I just timed how long it took a skein of Treewool yarn to dry, and it is about 26 hours.
That is a very reasonable drying time.
Water Management
I hurt myself recently and am not allowed to carry my large dye pots from the sink anymore. This means that I need to fill the pot without putting it in the sink. I tried using smaller pots to ferry the water over. It was a pain because I constantly had to watch the smaller pots, and take multiple trips. This isn’t exactly helping me heal, so what am I to do? Recall that in my video about Speed the Bump I used a siphon? It’s still around, and long enough to reach from the sink to my burners! It’s not as fast as the sink, but there is no toting water, and it’s pretty easy to set up. There is also a drain that I can siphon the used dye water out to. This does make it no longer food safe, and I am hesitant to do that to my poor tube unless I must. Thankfully the burners are not far from the drain, so I can make it work.
This also encourages me to use successive dye baths in the same volume of water. Everything is a shade of green right now, so going from pale grey-blue to deep greens is not a problem.
Dye Troubles
I recently wrote about how black dye is not great at best, and we do have the ability to grow black wool. I stand by that.

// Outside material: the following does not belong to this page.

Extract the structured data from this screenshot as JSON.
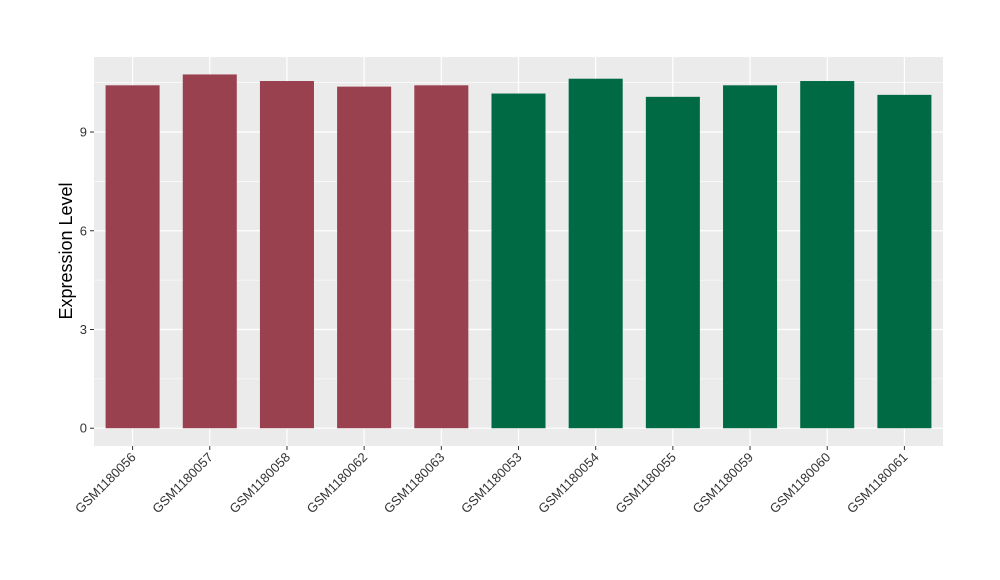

Turquoise dye is also a pain in the tuckus, one that I am recalling now that two of the three green dyes I am using are turquoise blends. I have experienced a bit of tricky encounters with turquoise while trying to create a nice holiday green shade. In my past I have increased the heat and added more acid, which usually works at the risk of felting. The trouble is that if I just give up on bonding the turquoise dye to the fibre, then it goes down the drain. I don’t want to do that.
I recently switched back from vinegar to citric acid. When dying with acid dyes one teaspoon (1 tsp) of Citric acid is used to dye one pound (1 lb) of fibre. While considering my problem I realized that I don’t know what one teaspoon of citric acid weighed. I know that a pound (1 lb) is 454 grams. It turns out that a teaspoon of citric acid is about 5.33 grams. It’s also a lot more volume than I expected. I always use my spreadsheet to calculate how much vinegar I needed, and now am able to calculate how much citric acid each dye bath needed.
It turns out that I may have been stingy over the amount of citric acid that I had been using.
Spreadsheets
My gods do I love spreadsheets. I used to spend hours at school running the maths for dye pots and recording my process. This is good during my education because it hard-wires the formulas and process into your head. Afterwards I had started using spreadsheets to run my calculations and document my process. There is something to be said for hand written notes, primarily that my mind retains them better. A nice spreadsheet document can document my work and easily allow me to compare old and new dye combinations.
I recently added a citric acid calculation alongside my vinegar calculation, although I only use one.
What have you been doing in your practice to improve your efficiency and lower the strain on your body? Do any of these strategies work for you?